Gunung berapi Erebus di Antartika memuntahkan ‘debu emas’ setiap hari. Debu ini mengalami proses pengkristalan akibat kondisi lingkungan di sekitarnya.
Erebus merupakan gunung berapi tertinggi kedua di Antartika. Para ilmuwan telah menemukan bahwa gunung ini tidak hanya mengeluarkan gas, uap, dan batuan biasa, tetapi juga memuntahkan mineral berharga dari dalam kawahnya.
Gunung Erebus, yang pertama kali ditemukan oleh Kapten Sir James Clark Ross pada tahun 1841, dinamai berdasarkan nama kapalnya. Dikutip dari Live Science, gunung ini memerlukan lebih dari 130 tahun untuk kembali aktif setelah penemuan tersebut.
Peristiwa ini terjadi pada tahun 1972 dan merupakan salah satu dari 138 gunung berapi yang terdapat di benua dengan jumlah penduduk paling sedikit di dunia. Meskipun demikian, hanya dua dari gunung berapi tersebut yang dianggap aktif.
Meskipun Gunung Erebus tertutup es dan salju, di dalamnya terdapat danau lava cair yang sangat panas, yang telah memuntahkan berbagai material selama lebih dari 50 tahun.

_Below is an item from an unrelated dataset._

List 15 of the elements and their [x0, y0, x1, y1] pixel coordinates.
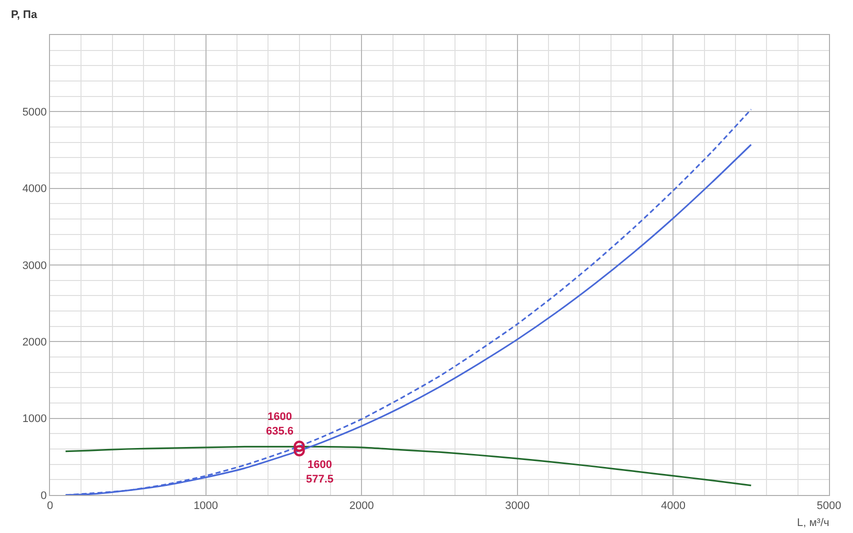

Conor Bacon, seorang peneliti di Lamont-Doherty Earth Observatory di Columbia University, New York, Amerika Serikat, menyatakan bahwa fenomena ini tergolong langka.
“Ini sebenarnya cukup langka, karena memerlukan beberapa kondisi yang sangat spesifik untuk dipenuhi guna memastikan permukaannya tidak pernah membeku,” jelasnya.
Para ilmuwan juga mengungkapkan bahwa selama masa aktivitas vulkanik sebelumnya, Gunung Erebus telah mengeluarkan ‘bom vulkanik’, yaitu bongkahan batu yang sebagian mengalami pencairan.
Dengan tinggi mencapai 3.794 meter, danau di dalam Gunung Erebus secara rutin mengeluarkan gas dan uap yang mengandung kristal-kristal kecil berukuran sekitar 20 mikrometer yang kaya akan emas metalik.
Walaupun terdengar sedikit, Gunung Erebus mampu memproduksi sekitar 80 gram bintik emas setiap harinya. Total nilai dari debu berharga ini diperkirakan mencapai USD 6.000, yang setara dengan Rp 91,3 juta.
Namun, debu-debu emas ini diangkut oleh gas panas dengan suhu mencapai 1.000 °C ke permukaan, lalu mengkristal di atas permukaan lava yang berkerak akibat pengaruh lingkungan.
Diduga, partikel-partikel emas ini bergerak melalui udara, sehingga debu emas tersebut terdeteksi terbang hingga lebih dari 900 km dari gunung berapi.
Philip Kyle dari New Mexico Institute of Mining and Technology menyatakan bahwa proses pembentukan emas dari material yang dikeluarkan oleh gunung berapi ini dipengaruhi oleh karakteristik Erebus yang relatif lebih tenang dibandingkan dengan gunung berapi aktif lainnya.
Gunung Erebus mengeluarkan gas dengan laju yang lambat, memberikan kesempatan bagi partikel emas untuk membentuk kristal secara perlahan. Hal ini berbeda dengan letusan gunung berapi yang sering kali terjadi secara mendadak dan tidak terduga. Para ilmuwan menilai bahwa proses letusan ini sangat unik, sehingga tidak mengherankan jika beberapa ahli berpendapat bahwa fenomena ini hampir mustahil terjadi.